Defenders of the pay hike say the raise is deserved because legislators are paid less than what they would earn in the private sector. So I decided to look up the salaries of American CEOs on the AFL-CIO's "CEO PayWatch" site, www.aflcio.org/paywatch/. Here's what I found:

AOL Time Warner CEO Gerald M. Levin made $44.7 million in 2000. And that doesn't include the $144,796,050 in stock options from previous years. At that rate, Levin can pay the salaries of 298 members of Congress. If you earn $30,000 annually, you'd have to work 1,492 years to make as much as he did last year.

Charles A Heimbold Jr. earned $53.5 million in 2000 as CEO of Bristol-Meyers Squibb. At that rate, he can pay the salaries of 356 in Congress. He can also buy the entire population of the state of North Carolina (8 million) a McDonald's Happy Meal, and still have $29.3 million left over.
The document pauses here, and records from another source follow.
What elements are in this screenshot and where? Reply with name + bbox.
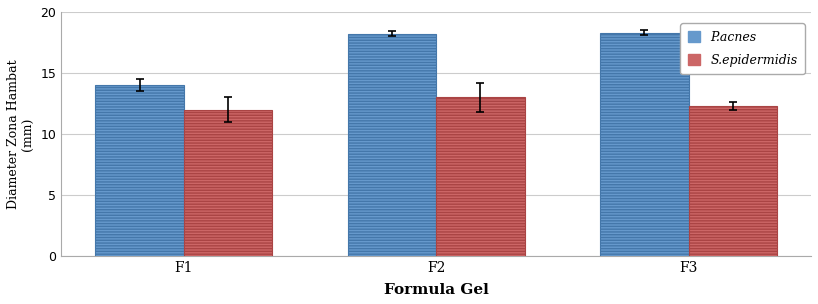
Bar — [184, 109, 272, 256]
Bar — [689, 106, 777, 256]
X-axis label: Formula Gel: Formula Gel — [384, 283, 488, 297]
Y-axis label: Diameter Zona Hambat
(mm): Diameter Zona Hambat (mm) — [7, 59, 35, 209]
Bar — [600, 33, 689, 256]
Bar — [436, 97, 524, 256]
Legend: P.acnes, S.epidermidis: P.acnes, S.epidermidis — [681, 23, 805, 74]
Bar — [96, 85, 184, 256]
Bar — [348, 34, 436, 256]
Harvey Golub, chairman and CEO of American Express, earned a whopping $56.8 million and has another $114 million in unused stock options. Golub can pay the salaries of 379 in Congress and can buy 1,895 Ford Explorers. For his salary, American Express could hire 1,137 workers at $50,000 a year.

I'm not suggesting a cap on CEO salaries. Their rates are simply what the market will bear--or so the experts tell me. But in the current atmosphere of "corporate restructuring," and the Bush administration's appeal to keep the economy rolling, I just have to wonder--whose side are these guys on?